Adults with ADHD are a special case. They may have been diagnosed as a child with ADHD, or they may be discovering their condition for the first time as an adult, sometimes when they bring their own child to a doctor for an evaluation. Much of what was discussed before about medication is still applicable to adults, and some of the techniques noted for children in school might help adults in their careers. Likewise, some of the tips for handling ADHD children might be helpful for loved ones with ADHD partners.
How ADHD Adults can be successful
Therapy with a professional knowledgeable about ADHD can offer tremendous help for the adult ADHD client, as well as for their partner. Some ways that therapy can help are discussed below:
- therapy can help improve communication and problem solving in the adult couple. Adults with ADHD can create all sorts of problems in their relationships as a result of their attention, impulsivity, and disorganization problems.
- therapy can ease the emotional distress caused by the disorder. The diagnosis itself can stir feelings of anger, denial, and being “sick” or “damaged” in some way. Likewise, past messages of “You’re just lazy and stupid” or “You simply aren’t really motivated” still can undercut a child or adult’s confidence and ability to deal with doubts.

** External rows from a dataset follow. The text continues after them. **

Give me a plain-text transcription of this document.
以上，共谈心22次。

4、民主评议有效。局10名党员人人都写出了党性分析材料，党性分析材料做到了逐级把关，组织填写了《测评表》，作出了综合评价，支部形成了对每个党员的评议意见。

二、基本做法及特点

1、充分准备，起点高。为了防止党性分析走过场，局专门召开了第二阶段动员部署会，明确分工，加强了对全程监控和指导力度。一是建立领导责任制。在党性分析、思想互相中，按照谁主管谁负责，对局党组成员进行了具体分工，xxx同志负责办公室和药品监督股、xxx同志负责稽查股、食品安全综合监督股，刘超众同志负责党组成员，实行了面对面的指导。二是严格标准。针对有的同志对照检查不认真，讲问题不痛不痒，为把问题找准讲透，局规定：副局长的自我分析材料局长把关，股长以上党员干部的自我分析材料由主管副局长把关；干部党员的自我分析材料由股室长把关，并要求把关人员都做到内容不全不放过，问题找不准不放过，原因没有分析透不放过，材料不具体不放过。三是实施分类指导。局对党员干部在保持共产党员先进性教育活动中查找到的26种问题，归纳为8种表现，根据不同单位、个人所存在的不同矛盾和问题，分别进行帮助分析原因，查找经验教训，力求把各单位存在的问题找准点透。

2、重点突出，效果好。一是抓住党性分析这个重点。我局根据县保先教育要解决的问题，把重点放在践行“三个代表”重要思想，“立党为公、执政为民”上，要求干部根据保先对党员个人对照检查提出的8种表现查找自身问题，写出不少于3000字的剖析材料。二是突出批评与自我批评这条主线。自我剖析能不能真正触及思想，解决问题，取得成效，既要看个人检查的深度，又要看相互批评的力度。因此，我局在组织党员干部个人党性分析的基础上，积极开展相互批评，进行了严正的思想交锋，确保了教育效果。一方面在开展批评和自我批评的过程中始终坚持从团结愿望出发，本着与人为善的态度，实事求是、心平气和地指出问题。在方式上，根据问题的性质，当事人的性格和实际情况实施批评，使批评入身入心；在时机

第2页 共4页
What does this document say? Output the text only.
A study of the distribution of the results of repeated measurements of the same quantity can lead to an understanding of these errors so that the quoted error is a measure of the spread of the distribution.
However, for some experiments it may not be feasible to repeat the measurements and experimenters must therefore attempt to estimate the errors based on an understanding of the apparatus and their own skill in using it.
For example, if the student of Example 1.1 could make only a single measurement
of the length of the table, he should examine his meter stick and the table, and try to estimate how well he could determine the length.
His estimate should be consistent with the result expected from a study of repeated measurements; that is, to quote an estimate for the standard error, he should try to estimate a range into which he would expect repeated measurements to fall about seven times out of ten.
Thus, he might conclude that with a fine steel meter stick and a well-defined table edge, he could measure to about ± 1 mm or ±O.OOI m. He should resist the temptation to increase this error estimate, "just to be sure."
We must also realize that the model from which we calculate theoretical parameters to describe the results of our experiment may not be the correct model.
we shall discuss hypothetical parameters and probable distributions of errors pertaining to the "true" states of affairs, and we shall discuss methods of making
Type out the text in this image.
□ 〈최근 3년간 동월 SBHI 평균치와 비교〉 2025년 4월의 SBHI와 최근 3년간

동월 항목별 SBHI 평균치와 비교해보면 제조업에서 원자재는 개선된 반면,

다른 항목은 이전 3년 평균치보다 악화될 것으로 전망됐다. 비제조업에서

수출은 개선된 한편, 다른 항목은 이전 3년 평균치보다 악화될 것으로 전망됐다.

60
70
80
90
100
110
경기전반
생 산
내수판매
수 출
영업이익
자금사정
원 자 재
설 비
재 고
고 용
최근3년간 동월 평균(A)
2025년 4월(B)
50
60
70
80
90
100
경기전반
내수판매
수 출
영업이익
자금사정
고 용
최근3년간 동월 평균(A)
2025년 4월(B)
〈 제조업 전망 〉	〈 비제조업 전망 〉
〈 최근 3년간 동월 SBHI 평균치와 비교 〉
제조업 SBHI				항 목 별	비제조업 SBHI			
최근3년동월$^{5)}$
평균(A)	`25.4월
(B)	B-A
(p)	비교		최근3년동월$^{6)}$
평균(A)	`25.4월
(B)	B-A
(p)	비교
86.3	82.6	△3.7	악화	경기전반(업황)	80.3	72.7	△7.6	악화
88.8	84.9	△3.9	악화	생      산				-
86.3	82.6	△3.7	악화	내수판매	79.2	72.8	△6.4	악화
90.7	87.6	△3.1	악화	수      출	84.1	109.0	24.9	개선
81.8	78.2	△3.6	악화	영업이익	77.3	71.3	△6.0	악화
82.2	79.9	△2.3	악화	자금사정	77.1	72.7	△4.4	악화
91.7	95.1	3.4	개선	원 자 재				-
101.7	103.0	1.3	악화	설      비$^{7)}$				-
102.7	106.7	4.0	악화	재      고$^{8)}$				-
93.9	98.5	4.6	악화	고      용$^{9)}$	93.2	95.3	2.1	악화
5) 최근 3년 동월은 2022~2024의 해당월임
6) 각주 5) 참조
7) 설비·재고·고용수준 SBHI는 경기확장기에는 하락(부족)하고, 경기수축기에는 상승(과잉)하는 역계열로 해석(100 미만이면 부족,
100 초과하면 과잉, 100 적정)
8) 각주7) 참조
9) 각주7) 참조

- therapy can teach specific skills to aid in coping, from communication, organization, and self-talk, to general problem-solving. Money management, prompt arrival to family functions, remembering important dates… can all be signs of ADHD that have a significant impact on the relationship. A spouse who “reminds you” may appear to be nagging, resent your anger over it, and cease bringing up some things at all, leading to more problems over the long run.
Here are several tips for adults with ADHD:
- Get a medical consultation and treatment, which should include ruling out other medical problems, such as a thyroid condition, and trying medication if needed. Medication can still be effective for adults whether or not they took it as a child.
- Maintain your health. ADHD adults often eat whatever is available, drive themselves and loose sleep, and fail to remember and follow medical advice. Eat well, exercise, maintain good sleep habits, and write down what your doctor says and follow it exactly. Ask for help from a partner if needed, or develop rituals to help you organize and remember.
- Educate yourself about ADHD and learn about your “style” of coping. “Idea people” need “detail people” working with them. Find an organizational style that works for you, use it, and have others help you stick with it. Color coding, Palm Pilots, 7 Habits… are all based on sticking to the system once you learn it.
- Educate friends, coworkers, and partners on how to work with you. For example, “Please never leave a note or file for me on the desk, as I won’t see it. Put it in the InBox and because I check there first thing every morning, I’ll be sure to get it.”
- Evaluate your driving abilities objectively. Some people with ADHD find attending to all the information available while driving is overwhelming, and have a history of accidents, fender benders, and near-accidents. Take a course on driving, keep the cell phone put up while driving, minimize distractions in the car by turning off the stereo, never drive when sleepy, drive during low traffic times, or take public transportation when possible.
- Take a good look at your vocational goals. Adults with ADHD may have problems in “detail” kinds of jobs that requires long hours doing the same thing. However, a more active job that allows you to change activities throughout the day may be better for you. Also look at the kind of supervision you need from a boss or mentor. Do you need someone to watch the details and remind you? Can you structure your own hours and work from home effectively? Can you take on management of a big project and several people to prove you should be promoted?
- Get a mentor or coach to help you define problems and find ways around them. Office consultants, therapists, vocational counselors, more experienced managers, friends, and a good support staff can remind you of things, take over some tasks for you, and help you find the best “fit” for your pattern of strengths and weaknesses and be very helpful.
- Use technology effectively. Sudderth and Kandel discuss low tech (pen and paper, a watch, a day planner, a balanced checkbook), mid-level tech (beepers, cellphones, fax machines, voicemail), and high tech (Palm Pilots, voice recorders, internet calendars, financial software) options and how to use them.
- Be patient with yourself. You may have spent years feeling “stupid,” and may resort to this when things go wrong and give up too easily. Stick with things, keep a positive orientation and outlook, and remind yourself of your strengths every so often. Use friends, partners, and mentors as well as support groups, therapy, etc… to help you with this.
ADHD in Daily Life…
Sudderth and Kandel also discuss several pages of tips for the ADHD adult to help in getting along with partners and others. They also offer tips for the partner in dealing with an ADHD spouse who won’t admit it. They include a list of ADHD support and information sources, and some web pages and discussion groups for ADHD people.